« An entire week spent rummaging through your notebooks. I’m beginning to know your projects quite well. By the way, my predecessor had a greasy lead and your handwriting was heavy and sticky. Your great-great-great-grandmother Marie Louise BOURGEOIS was born in 1820 in the village of Saint-Inglevert in Pas-de-Calais. I understood that much, but where exactly in Pas-de-Calais? Near Calais, Arras, Boulogne-sur-Mer? »
— Near Boulogne-sur-Mer.
« There you are, that wasn’t so difficult. »
At the age of twenty-one, unmarried, she became pregnant and gave birth to a boy named Louis Félix. She must have known the father’s name, but he wanted neither her nor the child, so perhaps it was better left unsaid.
« Just say she let herself be charmed. »
You know, even in my time girls were told not to get too close to boys. But why? Mothers did not explain to their daughters that there was a point of no return, and that afterwards it could become difficult to say no. So you can imagine that in those days things were even more hidden.
Dishonor fell upon her and her family.
« Country people were not gentle, and I suppose the parish priest would have added his own comments — what a scandal! »
Tired of the suspicious looks from the villagers, she left for Calais where she found work as a flax spinner. Her little boy was raised by his grandparents but died at the age of two.
In Calais, Louise lived in the district near the sea, on the other side of the bridge. Saint-Pierre-lès-Calais kept expanding; people spoke only of lace, looms, and endless hours of work. Her own district was older; sunlight struggled to enter the houses and the streets were so narrow.
« You love your Calais — write an article about it! »

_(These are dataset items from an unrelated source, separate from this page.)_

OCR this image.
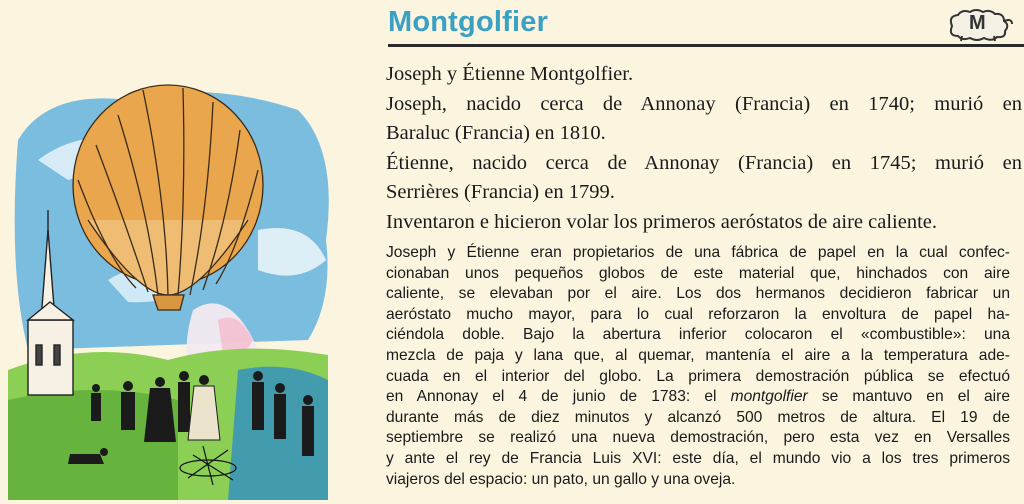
Montgolfier	M
Joseph y Étienne Montgolfier.
Joseph, nacido cerca de Annonay (Francia) en 1740; murió en
Baraluc (Francia) en 1810.
Étienne, nacido cerca de Annonay (Francia) en 1745; murió en
Serrières (Francia) en 1799.
Inventaron e hicieron volar los primeros aeróstatos de aire caliente.
Joseph y Étienne eran propietarios de una fábrica de papel en la cual confec-
cionaban unos pequeños globos de este material que, hinchados con aire
caliente, se elevaban por el aire. Los dos hermanos decidieron fabricar un
aeróstato mucho mayor, para lo cual reforzaron la envoltura de papel ha-
ciéndola doble. Bajo la abertura inferior colocaron el «combustible»: una
mezcla de paja y lana que, al quemar, mantenía el aire a la temperatura ade-
cuada en el interior del globo. La primera demostración pública se efectuó
en Annonay el 4 de junio de 1783: el montgolfier se mantuvo en el aire
durante más de diez minutos y alcanzó 500 metros de altura. El 19 de
septiembre se realizó una nueva demostración, pero esta vez en Versalles
y ante el rey de Francia Luis XVI: este día, el mundo vio a los tres primeros
viajeros del espacio: un pato, un gallo y una oveja.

Eleven years later, still unmarried, she was charmed by a smooth talker who disappeared as soon as she gave in to his advances.
« Who says she consented? She may have been assaulted! »
She became pregnant again and gave birth to a boy she named Samuel Félix Louis BOURGEOIS, my great-grandfather, on September 21, 1852. She had taken refuge with her sister and brother-in-law, Noëlle and Jean-Baptiste BARBIER, in order to give birth.